John V Lin King  1 Joshua J Emrick  2 Mark J S Kelly  3 Volker Herzig  4 Glenn F King  4 Katalin F Medzihradszky  3 David Julius  5
Affiliations
  • 1. Department of Physiology, University of California, San Francisco, San Francisco, CA 94143, USA; Neuroscience Graduate Program, University of California, San Francisco, San Francisco, CA 94143, USA.
  • 2. Department of Physiology, University of California, San Francisco, San Francisco, CA 94143, USA; Oral and Craniofacial Sciences Program, School of Dentistry, University of California, San Francisco, San Francisco, CA 94143, USA.
  • 3. Department of Pharmaceutical Chemistry, University of California, San Francisco, San Francisco, CA 94143, USA.
  • 4. Institute for Molecular Bioscience, University of Queensland, St. Lucia, QLD 4072, Australia.
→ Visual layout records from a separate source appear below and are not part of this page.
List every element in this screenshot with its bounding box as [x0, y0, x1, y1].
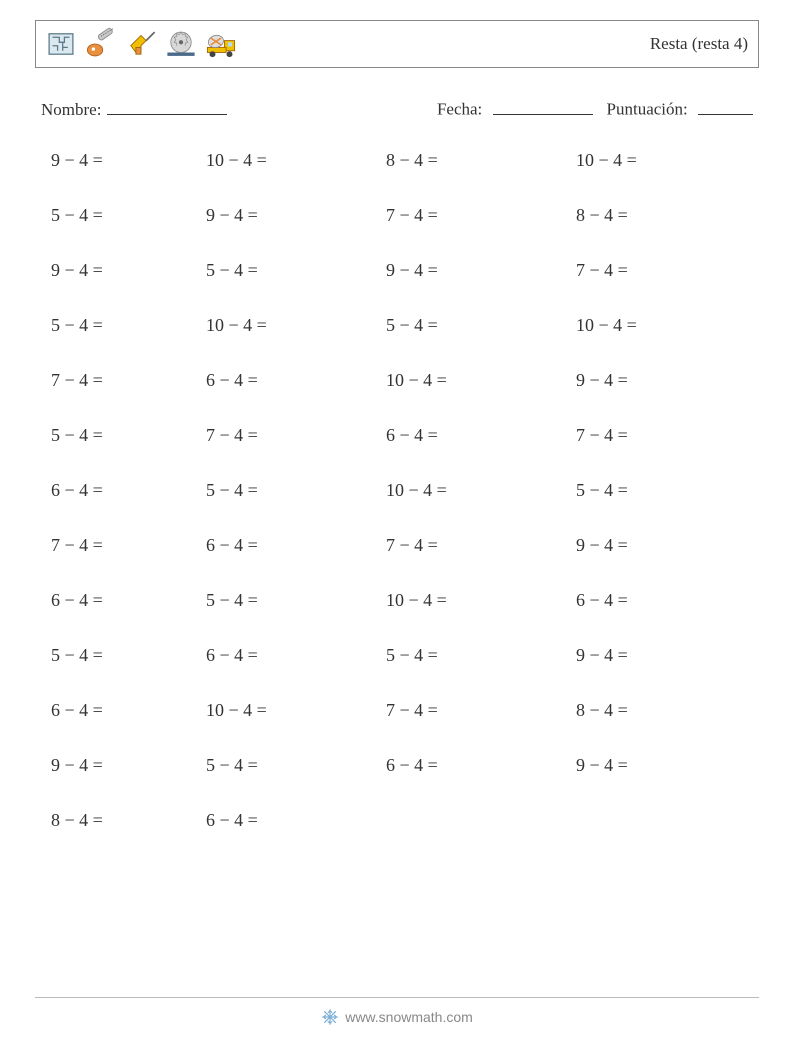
- info-row: Nombre: Fecha: Puntuación:: [35, 96, 759, 120]
- problem-cell: 7 − 4 =: [576, 425, 747, 446]
- problem-cell: 9 − 4 =: [51, 755, 206, 776]
- problem-cell: 10 − 4 =: [386, 480, 576, 501]
- cement-truck-icon: [202, 25, 240, 63]
- problem-cell: 5 − 4 =: [51, 315, 206, 336]
- problem-cell: 7 − 4 =: [51, 370, 206, 391]
- name-field: Nombre:: [41, 96, 227, 120]
- problem-cell: 9 − 4 =: [51, 260, 206, 281]
- footer-url: www.snowmath.com: [345, 1009, 473, 1025]
- problem-cell: 9 − 4 =: [51, 150, 206, 171]
- problem-cell: 5 − 4 =: [51, 205, 206, 226]
- problem-cell: 9 − 4 =: [576, 645, 747, 666]
- maze-icon: [42, 25, 80, 63]
- score-label: Puntuación:: [607, 100, 688, 119]
- header-icons: [42, 25, 240, 63]
- footer-divider: [35, 997, 759, 998]
- problems-grid: 9 − 4 =10 − 4 =8 − 4 =10 − 4 =5 − 4 =9 −…: [35, 150, 759, 831]
- problem-cell: 9 − 4 =: [576, 755, 747, 776]
- date-blank[interactable]: [493, 96, 593, 115]
- problem-cell: 9 − 4 =: [386, 260, 576, 281]
- drill-icon: [122, 25, 160, 63]
- problem-cell: [576, 810, 747, 831]
- problem-cell: 6 − 4 =: [206, 535, 386, 556]
- problem-cell: 7 − 4 =: [51, 535, 206, 556]
- problem-cell: 9 − 4 =: [576, 370, 747, 391]
- problem-cell: 7 − 4 =: [576, 260, 747, 281]
- footer: www.snowmath.com: [0, 997, 794, 1031]
- problem-cell: 6 − 4 =: [51, 480, 206, 501]
- problem-cell: 5 − 4 =: [51, 645, 206, 666]
- problem-cell: 5 − 4 =: [206, 755, 386, 776]
- score-blank[interactable]: [698, 96, 753, 115]
- problem-cell: 6 − 4 =: [576, 590, 747, 611]
- header-box: Resta (resta 4): [35, 20, 759, 68]
- problem-cell: 5 − 4 =: [206, 480, 386, 501]
- problem-cell: 10 − 4 =: [206, 315, 386, 336]
- problem-cell: 10 − 4 =: [576, 150, 747, 171]
- problem-cell: 6 − 4 =: [51, 700, 206, 721]
- problem-cell: 8 − 4 =: [576, 205, 747, 226]
- problem-cell: 6 − 4 =: [386, 425, 576, 446]
- problem-cell: 5 − 4 =: [51, 425, 206, 446]
- problem-cell: 8 − 4 =: [576, 700, 747, 721]
- problem-cell: 9 − 4 =: [576, 535, 747, 556]
- sawblade-icon: [162, 25, 200, 63]
- problem-cell: 7 − 4 =: [386, 700, 576, 721]
- chainsaw-icon: [82, 25, 120, 63]
- problem-cell: 7 − 4 =: [386, 205, 576, 226]
- problem-cell: 5 − 4 =: [386, 645, 576, 666]
- worksheet-page: Resta (resta 4) Nombre: Fecha: Puntuació…: [0, 0, 794, 1053]
- snowflake-icon: [321, 1008, 339, 1026]
- problem-cell: 6 − 4 =: [386, 755, 576, 776]
- name-blank[interactable]: [107, 96, 227, 115]
- score-field: Puntuación:: [607, 96, 753, 120]
- date-label: Fecha:: [437, 100, 482, 119]
- problem-cell: 6 − 4 =: [206, 645, 386, 666]
- problem-cell: 9 − 4 =: [206, 205, 386, 226]
- problem-cell: 6 − 4 =: [51, 590, 206, 611]
- problem-cell: 8 − 4 =: [386, 150, 576, 171]
- name-label: Nombre:: [41, 100, 101, 120]
- problem-cell: 6 − 4 =: [206, 370, 386, 391]
- problem-cell: 5 − 4 =: [206, 260, 386, 281]
- problem-cell: 7 − 4 =: [206, 425, 386, 446]
- worksheet-title: Resta (resta 4): [650, 34, 748, 54]
- problem-cell: 10 − 4 =: [386, 590, 576, 611]
- problem-cell: 5 − 4 =: [386, 315, 576, 336]
- problem-cell: 5 − 4 =: [576, 480, 747, 501]
- problem-cell: 10 − 4 =: [206, 700, 386, 721]
- problem-cell: 6 − 4 =: [206, 810, 386, 831]
- problem-cell: 10 − 4 =: [386, 370, 576, 391]
- problem-cell: 5 − 4 =: [206, 590, 386, 611]
- problem-cell: 10 − 4 =: [206, 150, 386, 171]
- problem-cell: 7 − 4 =: [386, 535, 576, 556]
- problem-cell: 10 − 4 =: [576, 315, 747, 336]
- problem-cell: 8 − 4 =: [51, 810, 206, 831]
- footer-text: www.snowmath.com: [321, 1008, 473, 1026]
- problem-cell: [386, 810, 576, 831]
- date-field: Fecha:: [437, 96, 593, 120]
  • 5. Department of Physiology, University of California, San Francisco, San Francisco, CA 94143, USA. Electronic address: [email protected].
Abstract

TRPA1 is a chemosensory ion channel that functions as a sentinel for structurally diverse electrophilic irritants. Channel activation occurs through an unusual mechanism involving covalent modification of cysteine residues clustered within an amino-terminal cytoplasmic domain. Here, we describe a peptidergic scorpion toxin (WaTx) that activates TRPA1 by penetrating the plasma membrane to access the same intracellular site modified by reactive electrophiles. WaTx stabilizes TRPA1 in a biophysically distinct active state characterized by prolonged channel openings and low CA2+ permeability. Consequently, WaTx elicits acute pain and pain hypersensitivity but fails to trigger efferent release of neuropeptides and neurogenic inflammation typically produced by noxious electrophiles. These findings provide a striking example of convergent evolution whereby chemically disparate animal- and plant-derived irritants target the same key allosteric regulatory site to differentially modulate channel activity. WaTx is a unique pharmacological probe for dissecting TRPA1 function and its contribution to acute and persistent pain.

Keywords
TRP channels; TRPA1; cell-penetrating peptides; chemo-nociception; ion channel biophysics; neurogenic Inflammation; pain; peptide toxins; scorpion toxins; sensory physiology.